Damaskus - Pengadilan di ibu kota Suriah, Damaskus, berupaya mencegah perceraian suami-istri melalui pemutaran film yang berkisah tentang dampak psikologis dan kesehatan akibat perpisahan. Menteri Kehakiman Suriah, Hisham al-Shaar, menyebut film itu mengisahkan anak-anak terlantar yang hidup di jalanan...
Pengadilan di ibu kota Suriah, Damaskus, berupaya mencegah perceraian suami-istri melalui pemutaran film yang berkisah tentang dampak psikologis dan kesehatan akibat perpisahan.
Menteri Kehakiman Suriah, Hisham al-Shaar, menyebut film itu mengisahkan anak-anak terlantar yang hidup di jalanan karena perceraian orang tua mereka.
Sejak 2011, angka perceraian di Suriah meningkat tajam. Penyebab terbesar adalah konflik yang memicu kemiskinan serta pengungsian.
- Istri-istri ISIS: Mengapa saya bergabung dengan 'kekhalifahan' di Raqqa
- Tolak 'cerai kilat', lembaga Islam di India sebarkan cara bercerai 'yang benar'
- Rumah tangga retak karena beda pilihan politik? 'Jangan mati-matian bela capres'
Kebijakan mencegah perceraian ini pertama kali diberitakan kantor berita Damas Now.
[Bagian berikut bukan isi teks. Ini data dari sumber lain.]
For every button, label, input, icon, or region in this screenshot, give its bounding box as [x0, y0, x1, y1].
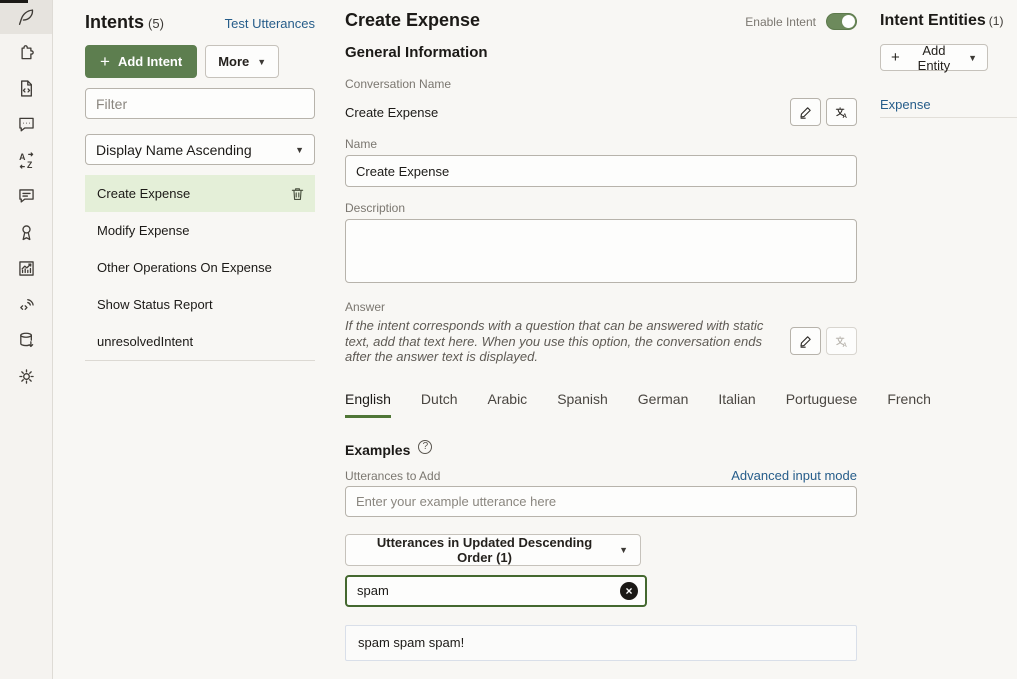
utterance-sort-dropdown[interactable]: Utterances in Updated Descending Order (…: [345, 534, 641, 566]
code-signal-icon: [16, 294, 37, 315]
answer-help-text: If the intent corresponds with a questio…: [345, 318, 787, 365]
translate-icon: A: [834, 334, 849, 349]
caret-down-icon: ▼: [257, 57, 266, 67]
sidebar-item-intents[interactable]: [0, 0, 52, 34]
pencil-icon: [798, 105, 813, 120]
intents-filter-input[interactable]: [85, 88, 315, 119]
svg-text:A: A: [842, 113, 847, 120]
examples-heading: Examples: [345, 442, 410, 458]
sidebar-item-ribbon[interactable]: [0, 214, 52, 250]
utterance-row[interactable]: spam spam spam!: [345, 625, 857, 661]
utterance-filter-input[interactable]: [345, 575, 647, 607]
utterances-to-add-label: Utterances to Add: [345, 469, 440, 483]
quill-icon: [15, 6, 37, 28]
intents-count: (5): [148, 16, 164, 31]
tab-spanish[interactable]: Spanish: [557, 391, 608, 418]
gear-icon: [16, 366, 37, 387]
sidebar-item-settings[interactable]: [0, 358, 52, 394]
translate-answer-button-disabled[interactable]: A: [826, 327, 857, 355]
add-entity-button[interactable]: + Add Entity ▼: [880, 44, 988, 71]
edit-answer-button[interactable]: [790, 327, 821, 355]
translate-icon: A: [834, 105, 849, 120]
test-utterances-link[interactable]: Test Utterances: [225, 16, 315, 31]
add-intent-button[interactable]: + Add Intent: [85, 45, 197, 78]
conversation-name-value: Create Expense: [345, 105, 438, 120]
chat-dots-icon: [16, 114, 37, 135]
name-label: Name: [345, 137, 857, 151]
plus-icon: +: [100, 52, 110, 72]
intent-row-other-operations[interactable]: Other Operations On Expense: [85, 249, 315, 286]
tab-dutch[interactable]: Dutch: [421, 391, 458, 418]
sidebar-item-chat-lines[interactable]: [0, 178, 52, 214]
sidebar-item-chat-dots[interactable]: [0, 106, 52, 142]
intents-panel: Intents(5) Test Utterances + Add Intent …: [85, 0, 315, 361]
enable-intent-toggle[interactable]: [826, 13, 857, 30]
close-icon: ×: [625, 585, 632, 597]
description-label: Description: [345, 201, 857, 215]
tab-italian[interactable]: Italian: [718, 391, 755, 418]
entities-divider: [880, 117, 1017, 118]
translate-conversation-name-button[interactable]: A: [826, 98, 857, 126]
sidebar-item-chart[interactable]: [0, 250, 52, 286]
caret-down-icon: ▼: [295, 145, 304, 155]
sidebar-item-database[interactable]: [0, 322, 52, 358]
tab-arabic[interactable]: Arabic: [488, 391, 528, 418]
ribbon-icon: [16, 222, 37, 243]
intents-sort-dropdown[interactable]: Display Name Ascending ▼: [85, 134, 315, 165]
help-icon[interactable]: ?: [418, 440, 432, 454]
intent-list-divider: [85, 360, 315, 361]
edit-conversation-name-button[interactable]: [790, 98, 821, 126]
intent-row-modify-expense[interactable]: Modify Expense: [85, 212, 315, 249]
answer-label: Answer: [345, 300, 857, 314]
sidebar-item-code-file[interactable]: [0, 70, 52, 106]
conversation-name-label: Conversation Name: [345, 77, 857, 91]
intents-panel-title: Intents (5): [85, 12, 164, 33]
intent-entities-title: Intent Entities(1): [880, 0, 1017, 30]
description-textarea[interactable]: [345, 219, 857, 283]
tab-german[interactable]: German: [638, 391, 689, 418]
tab-french[interactable]: French: [887, 391, 931, 418]
more-button[interactable]: More ▼: [205, 45, 279, 78]
svg-text:Z: Z: [26, 159, 32, 169]
delete-intent-button[interactable]: [290, 186, 305, 202]
caret-down-icon: ▼: [619, 545, 628, 555]
toggle-knob: [842, 15, 855, 28]
intent-row-show-status-report[interactable]: Show Status Report: [85, 286, 315, 323]
entity-link-expense[interactable]: Expense: [880, 97, 931, 112]
language-tabs: English Dutch Arabic Spanish German Ital…: [345, 391, 857, 418]
tab-english[interactable]: English: [345, 391, 391, 418]
sidebar-item-puzzle[interactable]: [0, 34, 52, 70]
tab-portuguese[interactable]: Portuguese: [786, 391, 858, 418]
utterance-input[interactable]: [345, 486, 857, 517]
sidebar-item-translate[interactable]: AZ: [0, 142, 52, 178]
trash-icon: [290, 186, 305, 202]
intent-entities-panel: Intent Entities(1) + Add Entity ▼ Expens…: [880, 0, 1017, 112]
puzzle-icon: [16, 42, 37, 63]
chat-lines-icon: [16, 186, 37, 207]
sidebar-item-code-signal[interactable]: [0, 286, 52, 322]
chart-icon: [16, 258, 37, 279]
intent-row-unresolved-intent[interactable]: unresolvedIntent: [85, 323, 315, 360]
name-input[interactable]: [345, 155, 857, 187]
intent-list: Create Expense Modify Expense Other Oper…: [85, 175, 315, 361]
database-export-icon: [16, 330, 37, 351]
svg-text:A: A: [842, 342, 847, 349]
enable-intent-label: Enable Intent: [745, 15, 816, 29]
caret-down-icon: ▼: [968, 53, 977, 63]
nav-rail: AZ: [0, 0, 53, 679]
app-window: AZ Intents(5) Test Utterances: [0, 0, 1017, 679]
page-title: Intents: [85, 12, 144, 32]
entities-count: (1): [989, 14, 1004, 28]
pencil-icon: [798, 334, 813, 349]
advanced-input-mode-link[interactable]: Advanced input mode: [731, 468, 857, 483]
intent-detail-panel: Create Expense Enable Intent General Inf…: [345, 0, 857, 661]
svg-text:A: A: [19, 152, 26, 162]
plus-icon: +: [891, 49, 900, 66]
intent-row-create-expense[interactable]: Create Expense: [85, 175, 315, 212]
code-file-icon: [16, 78, 37, 99]
intent-title: Create Expense: [345, 10, 480, 30]
translate-az-icon: AZ: [16, 150, 37, 171]
general-information-heading: General Information: [345, 44, 857, 61]
clear-filter-button[interactable]: ×: [620, 582, 638, 600]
Unggahan informasi ini dalam akun Facebook mereka mendapatkan lebih banyak komentar ketimbang isu lain, sebagian besar bernuansa sarkasme.
"Pemerintah akan meminta anak-anak itu berperan dalam film Stepmom," begitu salah satu komentar.
"Bolehkah saya menonton Titanic sebelum saya bercerai," ujar warganet lainnya.
Namun ada pula yang setuju dengan kebijakan tersebut. "Ini ide bagus. Mencegah lebih baik ketimbang mengobati," kata seorang warganet.
Pengadilan Damaskus mengklaim 31% kasus yang mereka tangani merupakan perkara perceraian. Jumlah itu meningkat 4% dibandingkan tahun sebelumnya.
Jumlah kasus perceraian secara legal ini salah satunya disebabkan kealpaan pasangan. Dalam beberapa kasus, suami atau istri tak mengetahui kondisi pasangannya dalam konflik, masih hidup atau tewas.
Perkara perceraian di Suriah mengalami pergeseran setelah pemerintah mengizinkan istri mengajukan gugatan perkawinan ke pengadilan.
Seorang hakim tinggi di Pengadilan Damaskus, Mahmoud al-Maarawi, berkata bahwa sejak pemberlakuan aturan itu pada akhir 2017, 70% perempuan di daerahnya telah menggunakan hak tersebut.
Al-Maarawi sebelumnya berkata kepada koran yang dikelola partai penguasa, Partai Baath, bahwa perang Suriah memunculkan penyebab perceraian yang belum pernah ada sebelumnya.
Faktor terbesar kasus perpisahan suami-istri di negara itu saat ini adalah kesulitan finansial rumah tangga akibat perang.